Nadie
duda de las dificultades que conlleva cualquier relación de pareja. La
necesaria convivencia supone la aceptación tanto de cualidades como de posibles
defectos así como amplias dosis de paciencia por parte de los contendientes
implicados. Son muchos los expertos en la materia amorosa que afirman que se
podría establecer una similitud entre cualquier relación amorosa y la secuencia
vital biológica. Es decir, el amor nace, se desarrolla y muere en muchos casos.
Por lo tanto, se puede dibujar un esquema diacrónico en cualquier relación
amorosa que implica el nacimiento de una pareja, su desarrollo y su más que
presumible desaparición o ruptura. Cada una de estas fases conlleva unas
características o hitos que permiten su identificación a simple vista. Por
ejemplo, ese primer momento de surgimiento o alumbramiento del amor puede ser
claramente definido a partir de las miradas bobaliconas y estúpidas de los
implicados.
El
surgimiento de la relación amorosa puede caracterizarse por lo ardoroso de los
encuentros. Por lo general, esta intensa actividad ha tenido comienzo con
determinados ritos de apareamiento en el que uno de los miembros de la futura
pareja hace alarde, con todo tipo de recursos, de las potencialidades que puede
ofrecer al futurible candidato a disfrutar de sus supuestas bondades. La
naturaleza nos permite la observación de multitud de estos ritos entre las más
diversas especies animales, muchos de ellos extremadamente ridículos pero sin
llegar al grotesco paroxismo de los cortejos asociados a la especie humana.
Después de esos apasionados comienzos, la pareja se estabiliza iniciándose
entonces un periodo de tranquilidad que suele dominar cualquier aspecto de la
vida en común. El sexo se convierte en una actividad cíclica cuya frecuencia
disminuye de acuerdo al número de aniversarios que celebra la feliz pareja. Por
último, esa calma degenera en tensa calma y la desidia socava cualquier
resquicio de sentimiento amoroso que podía sobrevivir de aquellos momentos iniciales
ahora en extremo idealizados. El amor ha muerto…
Uno
de los momentos más duros en cuanto a una pareja tiene que ver, precisamente,
con el punto y final de esa relación. Alguien decía hace tiempo aquella frase
manoseada de la dificultad del último beso, no del primero. Sentencia verdadera
y profundamente acertada. Se trato de situaciones apuradas tanto para quien
decide dar por concluido el contrato como para la persona rescindida. Sin
embargo, es un paso muchas veces trágicamente necesario por el bien común.
Por
suerte, nuestra sociedad, la española, ha crecido y ha madurado de una forma
vertiginosa. En apenas treinta años, hemos pasado de unas costumbres
anacrónicas y anquilosadas en las estrecheces del pasado a la modernidad más
vanguardista. Pasamos de las misas en latín y las Semanas Santas de música
sacra y marchas militares, de alzacuellos y sotanas, guardianes de la moral
grises y leyes contra vagos y maleantes, a ser uno de los primeros países en
legalizar con todas las consecuencias los matrimonios homosexuales, por
ejemplo. Nuestra sociedad ha madurado y los divorcios son regulados legalmente.

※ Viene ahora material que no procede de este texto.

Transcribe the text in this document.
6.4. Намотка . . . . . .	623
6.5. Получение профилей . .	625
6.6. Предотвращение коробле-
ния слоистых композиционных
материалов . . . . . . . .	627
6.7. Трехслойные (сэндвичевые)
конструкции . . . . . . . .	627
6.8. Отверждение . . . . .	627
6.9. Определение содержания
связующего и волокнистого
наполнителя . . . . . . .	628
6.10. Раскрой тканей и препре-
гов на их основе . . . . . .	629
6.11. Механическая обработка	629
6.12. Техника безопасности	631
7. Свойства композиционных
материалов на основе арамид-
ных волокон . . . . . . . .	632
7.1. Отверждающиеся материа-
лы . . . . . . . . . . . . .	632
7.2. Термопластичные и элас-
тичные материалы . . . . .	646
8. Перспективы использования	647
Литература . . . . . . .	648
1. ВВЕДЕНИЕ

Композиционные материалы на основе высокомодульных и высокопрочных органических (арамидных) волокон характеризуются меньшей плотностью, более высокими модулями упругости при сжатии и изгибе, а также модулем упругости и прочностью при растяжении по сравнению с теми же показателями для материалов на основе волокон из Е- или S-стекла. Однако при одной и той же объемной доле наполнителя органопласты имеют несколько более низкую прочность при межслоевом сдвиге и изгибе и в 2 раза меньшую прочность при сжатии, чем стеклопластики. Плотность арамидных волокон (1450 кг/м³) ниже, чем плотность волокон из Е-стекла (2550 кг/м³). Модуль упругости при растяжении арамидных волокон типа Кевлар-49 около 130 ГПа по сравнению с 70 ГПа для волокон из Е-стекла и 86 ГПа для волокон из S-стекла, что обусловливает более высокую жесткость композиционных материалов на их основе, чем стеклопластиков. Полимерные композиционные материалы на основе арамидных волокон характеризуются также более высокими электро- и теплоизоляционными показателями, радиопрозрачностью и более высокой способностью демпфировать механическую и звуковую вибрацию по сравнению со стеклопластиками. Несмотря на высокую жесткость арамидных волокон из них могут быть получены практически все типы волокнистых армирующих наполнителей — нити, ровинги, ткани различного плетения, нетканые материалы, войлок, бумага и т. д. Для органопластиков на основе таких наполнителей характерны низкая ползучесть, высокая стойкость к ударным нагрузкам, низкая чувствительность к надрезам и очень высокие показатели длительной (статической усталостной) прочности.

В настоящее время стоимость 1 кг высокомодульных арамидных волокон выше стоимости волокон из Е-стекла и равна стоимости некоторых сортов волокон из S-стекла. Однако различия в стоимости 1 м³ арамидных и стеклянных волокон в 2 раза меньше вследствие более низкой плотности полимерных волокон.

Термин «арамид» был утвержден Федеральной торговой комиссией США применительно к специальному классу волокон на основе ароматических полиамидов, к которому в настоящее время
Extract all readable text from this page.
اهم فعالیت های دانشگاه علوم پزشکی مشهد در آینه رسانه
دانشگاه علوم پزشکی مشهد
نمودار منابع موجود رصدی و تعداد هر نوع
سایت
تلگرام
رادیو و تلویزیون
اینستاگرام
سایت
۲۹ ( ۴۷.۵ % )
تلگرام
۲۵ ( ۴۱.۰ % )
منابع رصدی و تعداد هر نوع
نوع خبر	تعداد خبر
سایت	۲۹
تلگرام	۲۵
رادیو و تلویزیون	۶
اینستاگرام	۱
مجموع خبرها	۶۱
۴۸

No existen complicaciones añadidas ni se ha extendido de forma perniciosa las
prácticas antaño temidas. Simplemente, las hemos aceptado con naturalidad,
normalidad e, incluso, gracia y salero. ¿Por qué no seguir avanzando?
Las
cosas acaban, finalizan. Es una ley básica y universal que rige los destinos
del mundo desde el principio de los tiempos. Es más que evidente que la
relación sociedad – clase política en nuestro país está más que rota. Lleva
agonizando largos años. Sin embargo, desde hace poco tiempo es más que palpable
que esa relación ha recibido el tiro de gracia. La sociedad ha demandado la más
que justa separación para poder iniciar un nuevo proyecto en solitario en el
que, quizás, quién sabe, puedan surgir nuevos pretendientes, más galanes y más
benefactores, que puedan aportar más en la relación. Sin
embargo, la clase política no hace más que recurrir a viejos fantasmas del
pasado para denegar ese divorcio tan ansiado, negándose a aceptar un fin más
que consumado.
La
pregunta podría formularse en torno a la gran cantidad de amor que profesan
nuestros políticos a la sociedad que les ha cegado y no nos dejan ir, como un
amante celoso. Sin embargo, creo que por ahí no van los tiros… ¿Qué razones hay
para que no quieran abandonarnos a nuestra suerte? Ahí dejo esa cuestión a modo
de debate abierto. Espero sus colaboraciones.